Mais il n’est plus tout à fait le même?
En fait, depuis le début, le noyau du Soleil se modifie. D’abord sa composition chimique: la quantité d’hydrogène diminue, tandis que celle d’hélium augmente. Sa densité change également. Comme la quantité de lumière émise dépend beaucoup de la densité de ce milieu en fusion, le Soleil est aujourd’hui environ 30% plus brillant qu’au début de sa séquence principale.
Qu’arrivera-t-il ensuite?
Dans plus ou moins 4 milliards d’années, l’étoile aura brûlé tout son hydrogène. Puisque l’hélium nécessite une température plus élevée pour entrer en réaction nucléaire (quelque 300 millions de degrés), faute de carburant, les réactions diminueront progressivement, ce qui réduira la pression des gaz vers l’extérieur et augmentera donc l’effet gravitationnel. Résultat: en s’effondrant, le noyau se contractera de nouveau, ce qui en accroîtra la température jusqu’à «allumer» l’hélium à son tour.
Et que se passera-t-il quand l’hélium entrera en fusion?
Principalement deux choses. D’une part, le Soleil gonflera pour devenir une géante rouge qui englobera complètement son système planétaire.
À la longue, l’enveloppe de cette étoile en expansion finira par se détacher complètement de la partie centrale pour devenir une nébuleuse planétaire, un nuage de gaz flottant dans l’espace.

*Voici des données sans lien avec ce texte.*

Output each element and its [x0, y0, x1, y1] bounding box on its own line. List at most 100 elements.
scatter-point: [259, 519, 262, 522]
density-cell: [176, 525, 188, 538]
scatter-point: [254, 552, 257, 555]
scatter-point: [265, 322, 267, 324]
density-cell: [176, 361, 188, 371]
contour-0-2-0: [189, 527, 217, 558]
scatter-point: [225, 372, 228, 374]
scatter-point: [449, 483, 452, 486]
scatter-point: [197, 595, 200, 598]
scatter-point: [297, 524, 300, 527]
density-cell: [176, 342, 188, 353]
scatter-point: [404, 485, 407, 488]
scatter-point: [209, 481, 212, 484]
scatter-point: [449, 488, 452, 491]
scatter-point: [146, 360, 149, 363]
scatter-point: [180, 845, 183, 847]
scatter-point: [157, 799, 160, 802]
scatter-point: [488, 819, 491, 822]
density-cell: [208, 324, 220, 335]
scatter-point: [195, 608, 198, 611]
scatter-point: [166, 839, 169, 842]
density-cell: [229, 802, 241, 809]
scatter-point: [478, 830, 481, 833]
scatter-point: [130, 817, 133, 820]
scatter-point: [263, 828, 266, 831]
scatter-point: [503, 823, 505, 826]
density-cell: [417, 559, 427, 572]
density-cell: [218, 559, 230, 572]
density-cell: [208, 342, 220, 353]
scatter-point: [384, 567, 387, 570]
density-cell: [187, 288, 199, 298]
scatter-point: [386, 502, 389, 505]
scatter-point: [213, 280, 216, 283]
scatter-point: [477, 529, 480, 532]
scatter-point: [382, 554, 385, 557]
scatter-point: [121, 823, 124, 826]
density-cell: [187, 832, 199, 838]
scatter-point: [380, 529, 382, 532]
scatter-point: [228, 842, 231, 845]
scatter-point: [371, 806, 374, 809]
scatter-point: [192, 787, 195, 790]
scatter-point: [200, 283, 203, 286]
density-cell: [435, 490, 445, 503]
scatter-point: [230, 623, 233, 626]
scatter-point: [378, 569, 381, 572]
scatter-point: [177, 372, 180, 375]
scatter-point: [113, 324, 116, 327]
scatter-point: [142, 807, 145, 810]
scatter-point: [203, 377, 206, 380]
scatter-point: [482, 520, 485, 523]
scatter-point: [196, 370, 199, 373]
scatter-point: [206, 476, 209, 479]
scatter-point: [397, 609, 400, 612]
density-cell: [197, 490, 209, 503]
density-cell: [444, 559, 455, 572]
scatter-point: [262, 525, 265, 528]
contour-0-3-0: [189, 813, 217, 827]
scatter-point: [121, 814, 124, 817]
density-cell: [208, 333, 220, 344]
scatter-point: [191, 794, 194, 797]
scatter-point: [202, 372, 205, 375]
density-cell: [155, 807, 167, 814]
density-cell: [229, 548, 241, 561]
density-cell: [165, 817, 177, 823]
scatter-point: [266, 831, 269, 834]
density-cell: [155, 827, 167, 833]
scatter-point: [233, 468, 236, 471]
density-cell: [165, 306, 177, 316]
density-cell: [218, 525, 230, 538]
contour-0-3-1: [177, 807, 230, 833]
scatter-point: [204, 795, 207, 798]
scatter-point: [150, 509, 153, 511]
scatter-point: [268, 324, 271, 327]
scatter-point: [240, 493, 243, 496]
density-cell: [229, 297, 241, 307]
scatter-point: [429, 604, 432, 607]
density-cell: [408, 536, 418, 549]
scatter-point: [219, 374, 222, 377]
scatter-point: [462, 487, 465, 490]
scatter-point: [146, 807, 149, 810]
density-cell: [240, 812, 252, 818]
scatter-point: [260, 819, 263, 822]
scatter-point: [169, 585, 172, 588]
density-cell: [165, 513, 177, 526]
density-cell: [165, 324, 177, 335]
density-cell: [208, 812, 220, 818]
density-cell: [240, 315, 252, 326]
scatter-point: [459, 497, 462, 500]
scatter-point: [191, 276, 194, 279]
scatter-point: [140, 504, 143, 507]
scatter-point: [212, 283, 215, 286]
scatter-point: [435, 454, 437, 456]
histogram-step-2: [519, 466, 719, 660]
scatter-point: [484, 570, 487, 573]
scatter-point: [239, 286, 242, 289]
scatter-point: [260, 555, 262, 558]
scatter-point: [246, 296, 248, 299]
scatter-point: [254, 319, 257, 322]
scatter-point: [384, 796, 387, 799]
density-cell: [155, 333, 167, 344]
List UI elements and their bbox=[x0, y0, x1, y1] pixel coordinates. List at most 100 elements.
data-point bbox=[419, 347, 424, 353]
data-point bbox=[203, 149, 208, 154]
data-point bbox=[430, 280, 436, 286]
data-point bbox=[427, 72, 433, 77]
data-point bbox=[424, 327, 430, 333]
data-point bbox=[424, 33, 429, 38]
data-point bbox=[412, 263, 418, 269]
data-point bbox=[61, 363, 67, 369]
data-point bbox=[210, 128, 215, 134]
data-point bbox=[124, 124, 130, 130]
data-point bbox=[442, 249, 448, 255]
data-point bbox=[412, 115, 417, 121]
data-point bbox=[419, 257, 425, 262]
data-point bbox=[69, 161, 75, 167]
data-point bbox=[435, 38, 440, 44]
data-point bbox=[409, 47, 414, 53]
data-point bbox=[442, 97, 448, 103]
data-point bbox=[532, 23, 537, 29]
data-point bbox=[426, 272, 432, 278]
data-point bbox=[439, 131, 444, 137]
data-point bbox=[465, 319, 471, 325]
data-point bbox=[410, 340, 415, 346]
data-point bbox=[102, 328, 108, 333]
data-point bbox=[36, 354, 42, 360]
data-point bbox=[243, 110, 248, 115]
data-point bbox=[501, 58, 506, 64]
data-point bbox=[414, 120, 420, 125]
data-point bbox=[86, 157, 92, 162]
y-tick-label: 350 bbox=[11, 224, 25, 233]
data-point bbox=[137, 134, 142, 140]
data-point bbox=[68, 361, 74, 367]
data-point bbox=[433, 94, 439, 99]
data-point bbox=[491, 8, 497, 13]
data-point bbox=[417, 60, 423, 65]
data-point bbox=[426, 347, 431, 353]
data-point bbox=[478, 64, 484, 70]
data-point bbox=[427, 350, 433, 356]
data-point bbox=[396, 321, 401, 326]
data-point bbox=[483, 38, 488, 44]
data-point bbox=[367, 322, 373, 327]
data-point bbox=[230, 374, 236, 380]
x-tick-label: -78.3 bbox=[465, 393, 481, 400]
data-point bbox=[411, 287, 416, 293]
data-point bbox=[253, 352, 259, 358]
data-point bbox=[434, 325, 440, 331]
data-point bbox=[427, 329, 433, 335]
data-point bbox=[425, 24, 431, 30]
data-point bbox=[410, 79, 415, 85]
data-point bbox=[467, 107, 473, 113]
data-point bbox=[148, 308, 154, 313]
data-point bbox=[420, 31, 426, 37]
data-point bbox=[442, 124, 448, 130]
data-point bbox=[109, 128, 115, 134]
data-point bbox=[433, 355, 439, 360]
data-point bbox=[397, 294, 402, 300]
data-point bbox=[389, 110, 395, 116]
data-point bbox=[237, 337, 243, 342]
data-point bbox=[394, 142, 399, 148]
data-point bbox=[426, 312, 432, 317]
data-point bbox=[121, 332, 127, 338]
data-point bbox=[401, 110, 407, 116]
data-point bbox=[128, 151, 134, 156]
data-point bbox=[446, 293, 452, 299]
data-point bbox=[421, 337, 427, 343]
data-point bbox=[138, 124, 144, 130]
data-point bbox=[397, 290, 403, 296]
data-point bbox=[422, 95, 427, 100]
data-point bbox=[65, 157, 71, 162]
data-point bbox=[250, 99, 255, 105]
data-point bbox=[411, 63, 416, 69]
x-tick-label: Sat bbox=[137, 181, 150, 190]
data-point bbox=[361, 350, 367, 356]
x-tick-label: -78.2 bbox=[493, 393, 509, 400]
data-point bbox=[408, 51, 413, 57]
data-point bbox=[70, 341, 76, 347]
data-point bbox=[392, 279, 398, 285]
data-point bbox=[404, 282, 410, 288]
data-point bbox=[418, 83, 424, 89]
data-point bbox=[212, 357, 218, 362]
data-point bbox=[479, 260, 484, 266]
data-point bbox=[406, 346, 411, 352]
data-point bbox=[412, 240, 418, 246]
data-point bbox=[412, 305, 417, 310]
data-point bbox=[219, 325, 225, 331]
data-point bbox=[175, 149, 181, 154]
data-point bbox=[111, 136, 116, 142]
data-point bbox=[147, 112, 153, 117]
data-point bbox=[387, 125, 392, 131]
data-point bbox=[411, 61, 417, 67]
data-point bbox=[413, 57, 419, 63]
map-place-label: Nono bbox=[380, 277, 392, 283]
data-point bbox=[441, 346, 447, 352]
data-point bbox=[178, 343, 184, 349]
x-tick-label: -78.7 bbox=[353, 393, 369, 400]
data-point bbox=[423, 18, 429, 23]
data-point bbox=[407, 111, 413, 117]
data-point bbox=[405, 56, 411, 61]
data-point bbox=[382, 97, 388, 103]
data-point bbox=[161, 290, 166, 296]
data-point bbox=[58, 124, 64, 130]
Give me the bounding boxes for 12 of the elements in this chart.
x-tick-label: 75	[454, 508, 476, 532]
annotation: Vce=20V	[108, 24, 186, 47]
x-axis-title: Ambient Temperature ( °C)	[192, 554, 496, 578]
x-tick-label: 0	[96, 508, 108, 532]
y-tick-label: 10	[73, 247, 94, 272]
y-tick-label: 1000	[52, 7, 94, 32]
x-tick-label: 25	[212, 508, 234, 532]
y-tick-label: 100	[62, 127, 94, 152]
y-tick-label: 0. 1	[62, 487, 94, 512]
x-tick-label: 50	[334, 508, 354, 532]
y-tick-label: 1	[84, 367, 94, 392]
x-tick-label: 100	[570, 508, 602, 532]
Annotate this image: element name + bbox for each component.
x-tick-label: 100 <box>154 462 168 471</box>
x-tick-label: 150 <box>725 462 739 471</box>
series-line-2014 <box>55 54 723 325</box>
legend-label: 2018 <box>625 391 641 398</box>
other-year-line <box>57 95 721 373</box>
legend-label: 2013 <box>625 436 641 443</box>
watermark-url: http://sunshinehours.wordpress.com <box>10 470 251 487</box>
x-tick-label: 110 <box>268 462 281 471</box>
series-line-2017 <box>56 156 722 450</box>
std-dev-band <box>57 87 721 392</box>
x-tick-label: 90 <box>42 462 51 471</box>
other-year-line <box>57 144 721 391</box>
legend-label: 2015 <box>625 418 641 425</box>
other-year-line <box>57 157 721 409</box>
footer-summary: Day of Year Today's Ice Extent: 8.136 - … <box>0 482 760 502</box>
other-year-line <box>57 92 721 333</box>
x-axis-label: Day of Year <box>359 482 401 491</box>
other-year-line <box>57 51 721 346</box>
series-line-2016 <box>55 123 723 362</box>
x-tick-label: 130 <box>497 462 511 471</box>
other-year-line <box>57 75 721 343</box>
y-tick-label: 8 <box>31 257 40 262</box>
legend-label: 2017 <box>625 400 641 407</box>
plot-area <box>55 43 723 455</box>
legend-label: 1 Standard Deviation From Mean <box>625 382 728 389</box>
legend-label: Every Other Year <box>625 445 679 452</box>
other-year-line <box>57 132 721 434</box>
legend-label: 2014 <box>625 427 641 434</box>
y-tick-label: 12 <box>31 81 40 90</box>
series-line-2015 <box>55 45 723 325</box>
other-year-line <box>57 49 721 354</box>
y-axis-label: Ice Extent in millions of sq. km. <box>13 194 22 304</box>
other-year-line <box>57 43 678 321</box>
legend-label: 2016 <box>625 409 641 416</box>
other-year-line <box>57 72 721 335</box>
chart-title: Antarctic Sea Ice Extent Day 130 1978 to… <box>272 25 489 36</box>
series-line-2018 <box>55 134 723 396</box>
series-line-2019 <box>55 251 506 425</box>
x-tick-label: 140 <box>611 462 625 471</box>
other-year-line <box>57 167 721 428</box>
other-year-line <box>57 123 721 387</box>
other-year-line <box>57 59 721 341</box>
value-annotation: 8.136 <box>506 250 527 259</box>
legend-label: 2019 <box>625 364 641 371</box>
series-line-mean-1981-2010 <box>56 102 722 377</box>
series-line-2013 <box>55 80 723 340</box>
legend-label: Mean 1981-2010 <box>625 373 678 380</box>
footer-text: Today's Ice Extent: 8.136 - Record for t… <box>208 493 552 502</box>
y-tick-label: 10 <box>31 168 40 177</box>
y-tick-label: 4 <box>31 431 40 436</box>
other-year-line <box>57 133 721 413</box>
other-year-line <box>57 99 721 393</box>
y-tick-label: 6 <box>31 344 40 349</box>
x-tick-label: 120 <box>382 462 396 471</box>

D’autre part, dans le cœur du Soleil, les atomes d’hélium vont se fusionner par trois pour se transformer en carbone, puis une partie du carbone et de l’hélium restant, en se combinant, va produire de l’oxygène. Tout cela, pendant quelques centaines de millions d’années.
Dans une étoile massive, la gravité continuerait de contracter le noyau, ce qui provoquerait une nouvelle augmentation de température et générerait d’autres cycles de réactions nucléaires produisant des éléments de plus en plus lourds, jusqu’au fer et autres métaux. Mais la masse du Soleil n’est pas suffisante pour faire cela. Le carbone et l’oxygène vont donc se cristalliser, et le cœur de l’étoile deviendra une naine blanche, avec peut-être 50% de la masse actuelle du Soleil, et demeurera naine blanche pratiquement ad vitam æternam.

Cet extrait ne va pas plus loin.